どうにもならない感情に、ははっと乾いた笑いが漏れた。

そもそも昨晩の夕食後の状態と今の状態がかけ離れすぎている。

昨日も当然のように後片付けをして。

そして今朝こんな状況ならば・・・。


「・・・夜中か?」


では何故夜中に気付くことができなかったのかとルルーシュは悔やんだ。

壁に穴があくほどの何かがあったのなら、大きな音もなったであろうに。

日常の主婦生活があまりにもハードすぎて、夜は泥のような眠りに落ちてしまったとでも言うのか。

とりあえずどうにかしなければ、朝食の準備すらままならない。

壁にかけてあったピンクのエプロンの汚れを叩き落として纏った。


袖をまくって己に気合を入れた。






















結局後片付けに2時間以上かかってしまった。

調理道具を洗うだけならば15分程度で終われたはずなのだが、何せ壁や床まで煤や粉だらけだったのだ。

それを全部磨き上げるのは、ルルーシュの体力と寝起きという条件下の元では至難の業だ。

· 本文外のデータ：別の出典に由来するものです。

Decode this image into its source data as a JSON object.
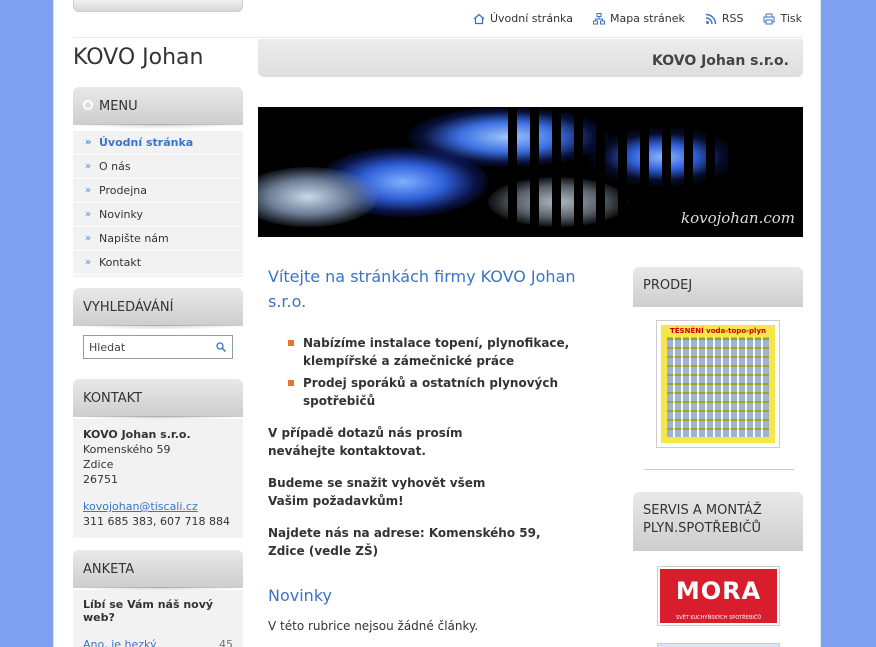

軽く息切れを起こしながらも一度手を洗って、休憩しようと広間に向かう。

時刻はもう7時を回っていた。

そろそろ誰か起きていてもいい時間。

首を傾げながらも、妙に重く感じる扉を押し開けた。


「・・・なっ!!」


そこはまた違った意味で大惨事。

テーブルの上にはどうやらあのキッチンの主産物らしいケーキ。

形はグチャグチャで、白いはずの生クリームは何故か少し黒ずんでいた。

部屋の片隅には脚立。

天井近くにはロープが這わされ、そこに紙テープで作った輪と横断幕が飾られている。


『ルルーシュ誕生日おめでとう!』


「あ、そ・・・か。」


12月5日。


自分の誕生日であるということをすっかり忘れていた。

切った後らしい色とりどりの紙くずや、マジック。

それらを、自分が寝静まった後夜中に使ったのだろう。

テーブルから少し離れた絨毯の上に、キッチンを惨状にした犯人達が寝転がっている。

夜通しの作業で、疲れて眠ってしまったのだろう。

別の部屋からブランケットを持ってきて、一人ひとりにかけてやる。


「みんな・・・ありがとう。」


さり気無く宮殿の窓ガラスが割れていたり、テーブルにマジックの跡がついていたり。

問題は山積みだったが、今だけは素直に喜んでおこうと。

みんなの寝顔を見ながら、ルルーシュは笑った。









あまりにも昨日UPした小説がアレだったもので、即席で書いちゃいました。
ゆえに短めです。
執筆時間累計10分の代物なので微妙ですが。